On the question of the worker's revolution, Marx could not have been more wrong.
The proletariat was never able to negate itself.
In fact, Baudrillard says, it was the bourgeoisie and Capital that negated themselves.
Now, we do live in a classless society, and the proletariat really has disappeared, along with the class struggle as a whole. Marx's fatal error was that he did not understand how Capital would transpoliticize itself. He did not see that Capital would launch itself into an orbit of infinite circulation, beyond its infamous contradictions.
Marx did not realize that capital could become autonomous and "totalize the world in its own image." Baudrillard makes similar arguments about art and sexuality, but I'm most interested in his discussion of communication and information. Baudrillard says that the seeming triumph of communication and information in the digital world is a kind of substitute satisfaction for the utter failure of the aspiration, which we once had, to transcend social alienation.
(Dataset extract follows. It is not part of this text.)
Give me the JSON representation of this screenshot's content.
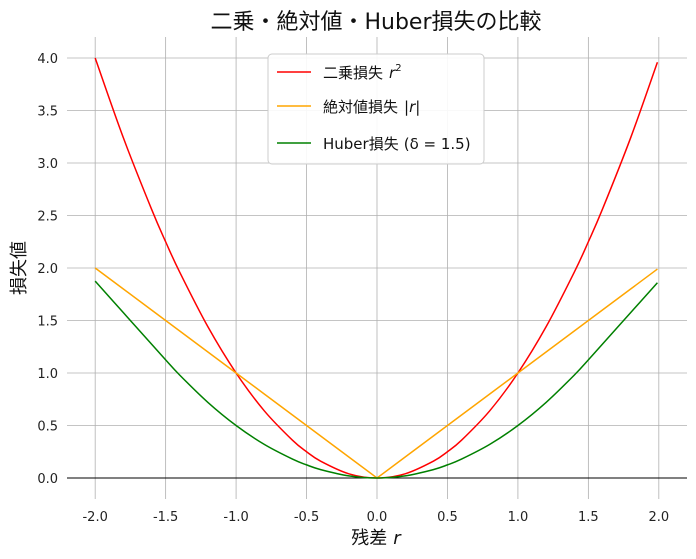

Because we are still alienated, we communicate like mad, proliferating social networks and submitting to homogeneity.
Social communication today is, therefore, hyper-social. It's simulated sociality in an era when we've broken down all walls on sociality, and everyone can be friends with everyone, and everyone can say everything.
"All this communication is basically nothing but a rigid script, an uninterrupted fiction designed to free us not only from the void of the television screen, but equally from the void of our own mental screen whose images we wait on with the same fascination."
Post-orgy cope is not restricted to the Left. Those who today clamor for "Free Speech" are not repressed; they are simulating their own repression, fighting for something that has already been won (encoded generously in the First Amendment and ample common law). They don't really want Free Speech; they want the direction, courage, and conviction to exercise the freedom of speech they already have. But lacking these things, they pretend to be freedom fighters, according to a template they learned from movies.
They pretend they are fighting for Fee speech when we already have it, precisely because we are anxious that we have it and we don't know what to do with it.
If You Get the Chance to Win, Take It
Baudrillard doesn't leave us with many positive suggestions, but I will leave you with one closing thought.
I tend to think the path forward was hiding in his discussion of value. Recall that, according to Baudrillard, value as such is in question today, because value creation goes in many different directions at all times. What is truly valuable never seems to integrate across all the million vectors of purported value generation.
The only productive way to interpret such a situation is to make a bet on what's ultimately valuable and then construct it with the full force of modernity's liquid and uncontainable affordances.
For instance, in my case, it looks to me like the Christian inheritance is the most impressive, durable, and ultimately true system of values we've yet to hear about. Though I'm the first to admit that the postmodern condition forecloses any naive, high-modernist vision of re-imposing divine monarchy, one can still ask:
Given some leap of faith about ultimate values, how can I harness the chaotic world of unmoored objects and symbols in its direction? How can I generate and distribute new objects and symbols to bend all of the world's circulating detritus into the orbit I believe in?
In the words of the band The Wonder Years, as cited by George Hotz in the first print issue of Return magazine:
"The whole world's full of losers. If you get the chance to win, take it."
Perhaps this is the right answer to Baudrillard's question, and a promising path for reconstituting a meaningful life in the desert of the hyper-real.
If everyone is fake, then doing something real should face little competition.